弁護団は、不指定処分の通知が愛知朝鮮学園に到達し、効力を生じたのは省令ハ削除の後であり、省令ハの削除とともに規程13条もなくなっていたのだから、不指定処分の理由は【1.省令ハの削除】のみだと主張。今回の名古屋高裁判決では、初めてこの点が認められた。
しかし名古屋高裁は、(以下、判決文より)「本件不指定処分の前、愛知朝鮮高校は本件省令ハによる支給対象校の指定を受けていたものではなく、控訴人らも就学支援金の支給を受けていたものではないから、控訴人らは、本件不指定処分を含む本件一連の行為によって既存の就学支援金の支給を受ける権利等を侵害されたものではなく…すなわち、同校が同指定を受けるための実体的要件を充足しており、控訴人らが就学支援金の支給を受けることができたことが認められなければならない」と、省令ハ削除と不指定処分の違法性を問うことを回避。
さらには、「同校が同指定を受けられる地位になく、控訴人らが就学支援金の支給を受けられる地位になければ、本件省令ハの削除等により自己の心情ないし民族的感情を害されたとし、不快の念を抱いたとしても、これを被侵害利益として損害賠償を求めることはできないものと解される」とまで書いている。
そもそも国が「不当な支配を受けている疑惑」を持ち出して審査の場を別途設け、朝鮮学校が対象となるかどうかの判断を長引かせた上に中途半端に打ち切った経緯があるなか、「支給対象校の指定を受けていたものではなく」とするのは判断の順序的にどうなのか。
また、朝高生たちの痛みについて言及するようでいて結局は門前払いするような判決文に、弁護団は改めて怒りを表していた。

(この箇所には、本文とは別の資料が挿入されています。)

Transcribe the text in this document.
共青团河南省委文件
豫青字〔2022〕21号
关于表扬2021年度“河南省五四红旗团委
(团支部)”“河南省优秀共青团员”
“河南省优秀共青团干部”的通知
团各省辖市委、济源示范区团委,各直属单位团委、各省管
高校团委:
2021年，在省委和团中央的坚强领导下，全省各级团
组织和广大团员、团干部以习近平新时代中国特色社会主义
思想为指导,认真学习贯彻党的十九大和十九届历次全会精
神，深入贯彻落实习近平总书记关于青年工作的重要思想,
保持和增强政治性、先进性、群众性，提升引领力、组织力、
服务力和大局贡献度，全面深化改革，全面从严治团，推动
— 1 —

また一つ、司法自らが新しい差別を生んだ判決だったというように感じた。
裵明玉事務局長も、上告への強い意志を明らかにした。
報告集会での各発言については、のちほどまたアップしたい。(理)
昨日の取材お疲れ様でした。
裁判長が「全て棄却」と言った時、
これだけ正論を主張しても受け入れてもらえないのかと
国と在日の間に目の前でシャッターをガラガラ閉ざされたようでした。
傍聴した朝高生、
男女問わず泣きながら裁判所から出てきてすぐクホを叫び合唱していました。
この21世紀、令和に生きる10代の子供が未だに「朝鮮人をばかにするな!」と叫ばなければいけない在日の現実は昔と何も変わっておらず、普段生活する中で皆忘れがちです。
11月に四日市ハッキョで伊藤孝司さんの講演会と愛知無償化裁判の吉田弁護士をお招きします。
毎日日本のマスコミに触れ、正しい情報や認識を持ちづらい我々ですが、
知識を武器に明るい同胞社会、ウリハッキョのために微量ながら出来ることから頑張ります。